Obama ramped up the rhetoric further during his joint press conference on Thursday with South Korean President Lee Myung-bak.
"This is not just a dangerous escalation, this is part of a pattern of dangerous and reckless behavior by the Iranian government," Obama said. "And for Iran to have been involved in a plot like this indicates the degree to which it has been outside of accepted norms of international behavior for far too long. This is just one example of a series of steps that they’ve taken to create violence and to behave in a way that you don’t see other countries doing."
Obama promised to "apply the toughest sanctions and, you know, continue to mobilize the international community to make sure that Iran is further and further isolated and that it pays a price for this kind of behavior."
State Department spokeswoman Victoria Nuland said that the Obama administration had direct contact with Iran regarding the issue on Wednesday, but she declined to elaborate on the interaction. It is possible that the contact was in New York between the U.S. and Iranian delegations to the United Nations.

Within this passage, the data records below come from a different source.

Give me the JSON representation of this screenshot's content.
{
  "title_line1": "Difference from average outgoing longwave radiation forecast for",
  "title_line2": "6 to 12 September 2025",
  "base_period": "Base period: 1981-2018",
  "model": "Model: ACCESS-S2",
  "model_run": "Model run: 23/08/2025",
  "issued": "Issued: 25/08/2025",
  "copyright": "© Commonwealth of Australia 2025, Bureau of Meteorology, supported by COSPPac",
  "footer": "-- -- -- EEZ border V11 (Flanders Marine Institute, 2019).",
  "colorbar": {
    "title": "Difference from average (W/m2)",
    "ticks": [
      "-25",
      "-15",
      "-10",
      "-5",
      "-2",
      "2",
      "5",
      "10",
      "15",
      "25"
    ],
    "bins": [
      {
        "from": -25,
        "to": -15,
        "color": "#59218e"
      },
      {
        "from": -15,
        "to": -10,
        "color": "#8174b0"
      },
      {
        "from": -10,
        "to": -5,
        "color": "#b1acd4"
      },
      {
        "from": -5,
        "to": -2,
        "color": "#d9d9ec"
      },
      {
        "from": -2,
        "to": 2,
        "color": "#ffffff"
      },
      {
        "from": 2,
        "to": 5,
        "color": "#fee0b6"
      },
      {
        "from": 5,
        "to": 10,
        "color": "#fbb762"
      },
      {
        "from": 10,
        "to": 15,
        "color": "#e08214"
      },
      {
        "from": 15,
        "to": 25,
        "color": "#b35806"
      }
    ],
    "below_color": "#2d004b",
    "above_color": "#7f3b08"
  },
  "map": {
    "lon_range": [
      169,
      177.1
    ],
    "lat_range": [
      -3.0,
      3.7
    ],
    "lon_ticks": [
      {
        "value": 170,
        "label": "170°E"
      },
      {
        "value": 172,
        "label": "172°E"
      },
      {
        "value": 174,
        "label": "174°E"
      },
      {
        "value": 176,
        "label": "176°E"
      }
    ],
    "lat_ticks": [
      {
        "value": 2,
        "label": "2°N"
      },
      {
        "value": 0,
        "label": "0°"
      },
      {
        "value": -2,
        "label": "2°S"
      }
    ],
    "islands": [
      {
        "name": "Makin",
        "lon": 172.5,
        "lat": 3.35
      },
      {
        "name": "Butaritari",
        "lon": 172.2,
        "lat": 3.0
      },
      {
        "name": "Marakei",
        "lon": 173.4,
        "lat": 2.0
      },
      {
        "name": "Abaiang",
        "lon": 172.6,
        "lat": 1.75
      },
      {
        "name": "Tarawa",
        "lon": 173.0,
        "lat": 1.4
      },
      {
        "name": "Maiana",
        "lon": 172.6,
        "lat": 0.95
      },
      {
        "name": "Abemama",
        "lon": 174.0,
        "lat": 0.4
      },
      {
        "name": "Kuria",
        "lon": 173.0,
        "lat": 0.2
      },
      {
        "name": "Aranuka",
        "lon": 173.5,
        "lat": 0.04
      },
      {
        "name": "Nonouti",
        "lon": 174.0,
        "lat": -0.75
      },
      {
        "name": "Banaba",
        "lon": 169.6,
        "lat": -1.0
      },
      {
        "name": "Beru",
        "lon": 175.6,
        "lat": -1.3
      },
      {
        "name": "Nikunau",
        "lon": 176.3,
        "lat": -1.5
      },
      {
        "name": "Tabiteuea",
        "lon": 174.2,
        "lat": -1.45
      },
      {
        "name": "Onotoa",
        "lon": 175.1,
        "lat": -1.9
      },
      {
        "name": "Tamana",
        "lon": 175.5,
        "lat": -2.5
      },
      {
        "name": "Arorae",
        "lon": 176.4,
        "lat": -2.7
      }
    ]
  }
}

U.N. Ambassador Susan Rice has completed individual meetings with all 14 other Security Council delegations. State’s top counterterrorism official, Dan Benjamin, went to New York to join Rice in those meetings.
"I think it’s premature to say what the Security Council might be prepared to do, but we’re continuing to work on that," Nuland said.
Other countries are buying the basic idea of the plot, Nuland said, despite fairly widespread skepticism among Iran watchers about the likelihood the Quds Force would put such a clumsy plan into place.
"Countries may find it quite a story, but they’re not surprised that Iran would be capable of something like this," she said.
The State Department is sending a team to Moscow to brief Russian officials about the plot after Foreign Minister Sergei Lavrov asked Clinton for more information.
At the hearing, Sen. Robert Menendez (D-NJ) called on the administration to put its support behind passage of the Iran, North Korea and Syria Sanctions Consolidation Act, which he cosponsored along with 75 other senators.
"Our efforts to date have been transformative. But as Iran has adapted to the sanctions, unanticipated loopholes have allowed the regime to adjust and circumvent the sanctions and drive forward its effort to achieve a robust nuclear program," Menendez said. "We have to be just as prepared to adjust and adapt by closing each loophole that arises."
Sen. Mark Kirk (R-IL), who has been calling for Treasury to sanction the Central Bank of Iran, said at the hearing that the administration must do more and already has the authority to sanction 14 companies that the Government Accountability Office has cited as still doing business in Iran.
Kirk noted that the United States has sanctioned only 11 Iranian officials for human rights violations, while the European Union has sanctioned 61 officials.
Treasury Undersecretary David Cohen testified at the hearing that sanctions against Iran’s Central Bank were under consideration.
"Further U.S. action against the CBI, if it attained multilateral support, could further isolate the CBI with a potentially powerful impact on Iran," Cohen said. "[A]ll options to increase the financial pressure on Iran are on the table, including the possibility of imposing additional sanctions against the CBI."